Puis en 1906 le monument à Alexandre Dumas fils du sculpteur René de Saint-Marceaux érigé en 1906; Alexandre Dumas fils est l'un des premiers écrivains à habiter dans la plaine Monceau, lieu privilégié des peintres, acteurs et musiciens.Il est représenté en costume de travail, dominant un socle autour duquel gravite un groupe de figures symboliques. Ces dernières illustrent des émotions féminines : la Douleur, la Résignation et la Jeunesse.L'écrivain tient à la main un stylet s'apprêtant à noter ses pensées. Ses pièces principales sont inscrites sur un côté du piédestal du monument : la Dame aux camélias, l'Étrangère, Denise, l'Ami des femmes (1864) le Demi-monde (1855).

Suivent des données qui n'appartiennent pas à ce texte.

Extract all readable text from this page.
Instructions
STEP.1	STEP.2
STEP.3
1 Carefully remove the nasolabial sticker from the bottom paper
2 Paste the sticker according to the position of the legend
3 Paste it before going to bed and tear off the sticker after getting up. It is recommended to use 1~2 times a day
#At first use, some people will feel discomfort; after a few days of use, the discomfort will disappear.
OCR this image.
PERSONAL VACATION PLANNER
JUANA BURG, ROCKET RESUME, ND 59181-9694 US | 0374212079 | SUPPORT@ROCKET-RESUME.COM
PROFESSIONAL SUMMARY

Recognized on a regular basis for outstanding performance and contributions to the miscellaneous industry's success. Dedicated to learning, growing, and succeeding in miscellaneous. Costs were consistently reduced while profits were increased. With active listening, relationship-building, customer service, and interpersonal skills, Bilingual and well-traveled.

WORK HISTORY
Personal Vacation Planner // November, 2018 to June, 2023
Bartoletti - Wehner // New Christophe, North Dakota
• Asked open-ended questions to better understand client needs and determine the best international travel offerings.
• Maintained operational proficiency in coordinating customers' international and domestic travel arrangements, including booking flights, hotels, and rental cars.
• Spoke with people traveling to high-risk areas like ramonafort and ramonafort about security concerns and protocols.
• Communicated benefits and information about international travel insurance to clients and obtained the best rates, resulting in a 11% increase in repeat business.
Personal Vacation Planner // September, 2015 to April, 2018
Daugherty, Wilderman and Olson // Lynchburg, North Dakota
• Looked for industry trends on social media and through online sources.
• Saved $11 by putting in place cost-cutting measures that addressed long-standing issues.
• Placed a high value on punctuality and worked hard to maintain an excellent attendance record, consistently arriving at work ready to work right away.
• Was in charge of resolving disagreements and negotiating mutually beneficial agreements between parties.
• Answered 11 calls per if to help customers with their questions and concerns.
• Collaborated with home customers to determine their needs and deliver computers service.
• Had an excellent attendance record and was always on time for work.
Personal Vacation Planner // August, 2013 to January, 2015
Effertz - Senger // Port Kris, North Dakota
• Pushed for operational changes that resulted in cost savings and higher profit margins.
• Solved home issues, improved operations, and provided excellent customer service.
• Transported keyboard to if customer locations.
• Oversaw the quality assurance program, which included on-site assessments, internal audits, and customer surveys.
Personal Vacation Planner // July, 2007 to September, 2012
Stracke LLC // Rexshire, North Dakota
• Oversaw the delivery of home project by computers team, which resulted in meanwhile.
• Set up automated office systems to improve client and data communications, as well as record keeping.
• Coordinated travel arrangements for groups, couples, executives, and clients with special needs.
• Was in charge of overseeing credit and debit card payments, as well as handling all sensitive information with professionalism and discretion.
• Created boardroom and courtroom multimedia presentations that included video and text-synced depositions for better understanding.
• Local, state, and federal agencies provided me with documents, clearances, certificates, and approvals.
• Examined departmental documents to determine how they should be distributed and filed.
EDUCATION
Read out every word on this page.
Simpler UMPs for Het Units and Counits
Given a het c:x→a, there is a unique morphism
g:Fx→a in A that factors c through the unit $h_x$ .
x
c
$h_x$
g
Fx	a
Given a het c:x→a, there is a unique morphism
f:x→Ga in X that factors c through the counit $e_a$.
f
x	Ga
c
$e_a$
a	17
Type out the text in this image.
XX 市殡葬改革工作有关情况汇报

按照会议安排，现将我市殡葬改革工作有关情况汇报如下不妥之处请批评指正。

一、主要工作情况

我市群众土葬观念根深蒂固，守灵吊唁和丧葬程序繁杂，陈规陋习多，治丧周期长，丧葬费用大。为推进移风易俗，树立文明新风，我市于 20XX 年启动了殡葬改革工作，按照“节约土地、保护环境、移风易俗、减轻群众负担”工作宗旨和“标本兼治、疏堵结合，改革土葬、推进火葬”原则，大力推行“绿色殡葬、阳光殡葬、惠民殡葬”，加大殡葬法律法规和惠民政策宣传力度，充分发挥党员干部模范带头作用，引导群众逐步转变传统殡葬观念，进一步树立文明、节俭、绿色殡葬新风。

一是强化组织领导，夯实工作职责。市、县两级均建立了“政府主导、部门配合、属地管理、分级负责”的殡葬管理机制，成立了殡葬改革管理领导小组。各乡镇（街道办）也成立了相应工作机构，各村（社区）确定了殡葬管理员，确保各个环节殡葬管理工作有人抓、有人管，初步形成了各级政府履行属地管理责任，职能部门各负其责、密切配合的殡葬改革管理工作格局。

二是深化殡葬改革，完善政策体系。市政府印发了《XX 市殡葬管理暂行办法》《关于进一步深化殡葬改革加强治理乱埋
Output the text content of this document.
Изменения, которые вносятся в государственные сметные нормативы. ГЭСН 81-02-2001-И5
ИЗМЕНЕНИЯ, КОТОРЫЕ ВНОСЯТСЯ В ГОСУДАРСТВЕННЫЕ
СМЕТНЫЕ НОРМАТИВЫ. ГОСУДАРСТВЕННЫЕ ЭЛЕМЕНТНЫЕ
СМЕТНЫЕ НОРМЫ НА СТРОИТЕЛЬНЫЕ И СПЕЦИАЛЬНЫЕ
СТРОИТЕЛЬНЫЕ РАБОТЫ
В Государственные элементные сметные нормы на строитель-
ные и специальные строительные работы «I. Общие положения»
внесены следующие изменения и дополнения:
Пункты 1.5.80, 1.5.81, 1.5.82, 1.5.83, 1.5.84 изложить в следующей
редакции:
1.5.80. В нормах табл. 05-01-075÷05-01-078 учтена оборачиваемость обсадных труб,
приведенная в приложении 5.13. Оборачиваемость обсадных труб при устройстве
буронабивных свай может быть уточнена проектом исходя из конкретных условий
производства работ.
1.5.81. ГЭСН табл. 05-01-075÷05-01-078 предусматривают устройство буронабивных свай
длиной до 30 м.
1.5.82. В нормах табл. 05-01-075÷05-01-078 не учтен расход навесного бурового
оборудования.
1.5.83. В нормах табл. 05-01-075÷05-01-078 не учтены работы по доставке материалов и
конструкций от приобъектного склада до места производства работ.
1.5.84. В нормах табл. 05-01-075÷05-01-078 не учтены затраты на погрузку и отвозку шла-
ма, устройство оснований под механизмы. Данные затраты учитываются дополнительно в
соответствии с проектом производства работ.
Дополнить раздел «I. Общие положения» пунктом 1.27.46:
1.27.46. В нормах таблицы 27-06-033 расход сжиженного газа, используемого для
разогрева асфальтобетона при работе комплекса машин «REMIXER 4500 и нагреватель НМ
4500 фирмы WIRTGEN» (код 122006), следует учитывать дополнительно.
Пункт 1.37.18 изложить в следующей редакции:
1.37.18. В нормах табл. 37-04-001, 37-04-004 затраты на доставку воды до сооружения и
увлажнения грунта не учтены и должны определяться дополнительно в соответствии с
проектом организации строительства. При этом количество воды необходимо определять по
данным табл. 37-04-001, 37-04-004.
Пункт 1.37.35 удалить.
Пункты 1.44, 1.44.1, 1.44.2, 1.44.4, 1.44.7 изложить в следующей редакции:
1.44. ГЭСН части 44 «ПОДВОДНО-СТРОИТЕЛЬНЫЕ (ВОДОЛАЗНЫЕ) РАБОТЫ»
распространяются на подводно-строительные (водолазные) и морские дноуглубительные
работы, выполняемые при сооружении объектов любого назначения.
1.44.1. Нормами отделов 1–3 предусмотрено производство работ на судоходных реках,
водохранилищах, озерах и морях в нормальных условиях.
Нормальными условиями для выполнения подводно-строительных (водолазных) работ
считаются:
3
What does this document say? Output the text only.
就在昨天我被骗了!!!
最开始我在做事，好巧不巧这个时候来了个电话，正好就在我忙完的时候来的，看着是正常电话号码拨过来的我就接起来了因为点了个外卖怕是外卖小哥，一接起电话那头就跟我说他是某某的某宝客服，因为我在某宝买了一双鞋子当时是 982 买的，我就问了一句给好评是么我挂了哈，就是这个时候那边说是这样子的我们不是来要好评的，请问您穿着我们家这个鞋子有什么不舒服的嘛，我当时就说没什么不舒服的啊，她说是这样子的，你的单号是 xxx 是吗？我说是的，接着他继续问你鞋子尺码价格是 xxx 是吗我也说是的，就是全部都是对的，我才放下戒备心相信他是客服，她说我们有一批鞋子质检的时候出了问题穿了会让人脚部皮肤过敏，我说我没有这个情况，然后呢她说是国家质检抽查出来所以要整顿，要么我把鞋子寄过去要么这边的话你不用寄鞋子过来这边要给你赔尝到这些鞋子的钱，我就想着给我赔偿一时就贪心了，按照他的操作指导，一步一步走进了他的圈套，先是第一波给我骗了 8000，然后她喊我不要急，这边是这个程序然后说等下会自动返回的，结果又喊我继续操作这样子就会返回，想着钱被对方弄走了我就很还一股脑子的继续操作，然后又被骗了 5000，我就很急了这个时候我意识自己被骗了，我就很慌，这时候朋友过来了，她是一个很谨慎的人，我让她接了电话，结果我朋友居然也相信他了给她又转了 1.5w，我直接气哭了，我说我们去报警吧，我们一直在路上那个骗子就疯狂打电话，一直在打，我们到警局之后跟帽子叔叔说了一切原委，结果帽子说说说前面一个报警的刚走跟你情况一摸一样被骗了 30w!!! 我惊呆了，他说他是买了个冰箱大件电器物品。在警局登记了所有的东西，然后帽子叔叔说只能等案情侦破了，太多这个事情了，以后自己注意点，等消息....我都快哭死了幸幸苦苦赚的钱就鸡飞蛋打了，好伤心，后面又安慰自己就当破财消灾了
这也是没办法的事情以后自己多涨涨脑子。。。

Alexandre Dumas fils vécût dans un hôtel particulier situé au 98, avenue de Villiers, dans le jardin duquel il avait installé un chalet de travail de style alsacien, acheté à l'Exposition Universelle de 1878.
Enfin, en 1912 celle du général Thomas Alexandre Dumas (qui sera fondue sous l'occupation allemande en 1942)et remplacée par une statue dénommée "fers" inaugurée le 4 avril 2009 et réalisée par le plasticien Driss Sans-Arcidet; il représente des fers d’esclaves brisés de plus de cinq mètres de haut, pesant plusieurs tonnes.
A noter aussi sur cette place Le Monument à Sarah Bernhardt, du sculpteur François-Léon Sicard (1926); il représente l'actrice dans le rôle-titre de Phèdre de Racine. Elle avait un hôtel au bout de la place, à l'angle de l'avenue de Villiers et de la rue Fortuny.